• Odd-day script

    From Sean Dennis@1:18/200 to Nigel Reed on Sun Apr 9 21:00:14 2023
    Nigel Reed wrote to All <=-

    Easily mitigated. Just run a cronjob each month to call a script
    that'll check an incremental file. When it reaches 10 complete the
    script and reset to 1 otherwise increment.

    I cribbed this script together with help to run every three days when
    NOAA updates their space weather forecast. The daily cron job runs this at 0900 ET:

    ===
    #!/bin/bash

    # The following is from:
    # https://askubuntu.com/questions/829408/execute-bash-script-literally-after-ever y-3-days
    # This is to account for actually running every three days
    # correctly since cron can't do it.

    # Minimum delay between two script executions, in seconds. seconds=$((60*60*24*3))
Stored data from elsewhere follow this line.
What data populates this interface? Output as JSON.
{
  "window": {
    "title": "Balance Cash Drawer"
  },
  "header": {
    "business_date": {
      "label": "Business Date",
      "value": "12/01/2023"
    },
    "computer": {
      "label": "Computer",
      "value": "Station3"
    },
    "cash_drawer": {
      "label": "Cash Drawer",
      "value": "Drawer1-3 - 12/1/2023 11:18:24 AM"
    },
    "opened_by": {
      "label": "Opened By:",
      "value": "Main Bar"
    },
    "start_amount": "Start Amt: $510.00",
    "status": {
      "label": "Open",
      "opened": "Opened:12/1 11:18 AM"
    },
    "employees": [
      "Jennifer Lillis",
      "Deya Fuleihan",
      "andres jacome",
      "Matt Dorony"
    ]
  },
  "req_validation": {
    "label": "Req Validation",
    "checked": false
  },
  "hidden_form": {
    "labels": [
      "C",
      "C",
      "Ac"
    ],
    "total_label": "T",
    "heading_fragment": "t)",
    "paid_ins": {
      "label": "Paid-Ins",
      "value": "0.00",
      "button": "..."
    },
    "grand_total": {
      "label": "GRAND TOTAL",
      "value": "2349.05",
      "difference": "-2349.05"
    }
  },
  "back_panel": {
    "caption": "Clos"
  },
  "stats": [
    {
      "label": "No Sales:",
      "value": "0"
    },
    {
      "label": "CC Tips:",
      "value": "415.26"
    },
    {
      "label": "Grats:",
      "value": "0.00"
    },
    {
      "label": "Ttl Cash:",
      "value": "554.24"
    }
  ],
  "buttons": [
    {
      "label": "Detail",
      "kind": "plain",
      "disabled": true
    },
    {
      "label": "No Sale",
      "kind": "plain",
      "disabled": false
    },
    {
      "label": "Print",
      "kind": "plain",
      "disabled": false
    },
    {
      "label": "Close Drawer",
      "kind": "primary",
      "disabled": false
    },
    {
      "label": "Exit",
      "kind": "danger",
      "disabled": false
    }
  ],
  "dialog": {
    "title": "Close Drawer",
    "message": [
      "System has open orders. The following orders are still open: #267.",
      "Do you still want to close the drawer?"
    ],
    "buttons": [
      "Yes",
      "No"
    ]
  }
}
    # Compare the difference between this script's modification time stamp
    # and the current date with the given minimum delay in seconds.
    # Exit with error code 1 if the minimum delay is not exceeded yet.
    if test "$(($(date "+%s")-$(date -r "$0" "+%s")))" -lt "$seconds" ; then
    echo "This script may not yet be started again."
    exit 1
    fi

    # Store the current date as modification time stamp of this script file
    touch -m -- "$0"

    # Insert your normal script here:
    MBSE_ROOT=/opt/mbse;export MBSE_ROOT
    cd $MBSE_ROOT/temp
    lynx -dump "https://services.swpc.noaa.gov/text/3-day-forecast.txt" > forecast $MBSE_ROOT/bin/mbmsg post All 155 "3-Day Space Weather Forecast" ./forecast - -quiet
    ### Kill off the text file
    rm -f ./forecast
    ===

    I haven't tried using this script under sh yet.

    This might be helpful.

    -- Sean

    ... Inside every large problem is a small problem trying to get out.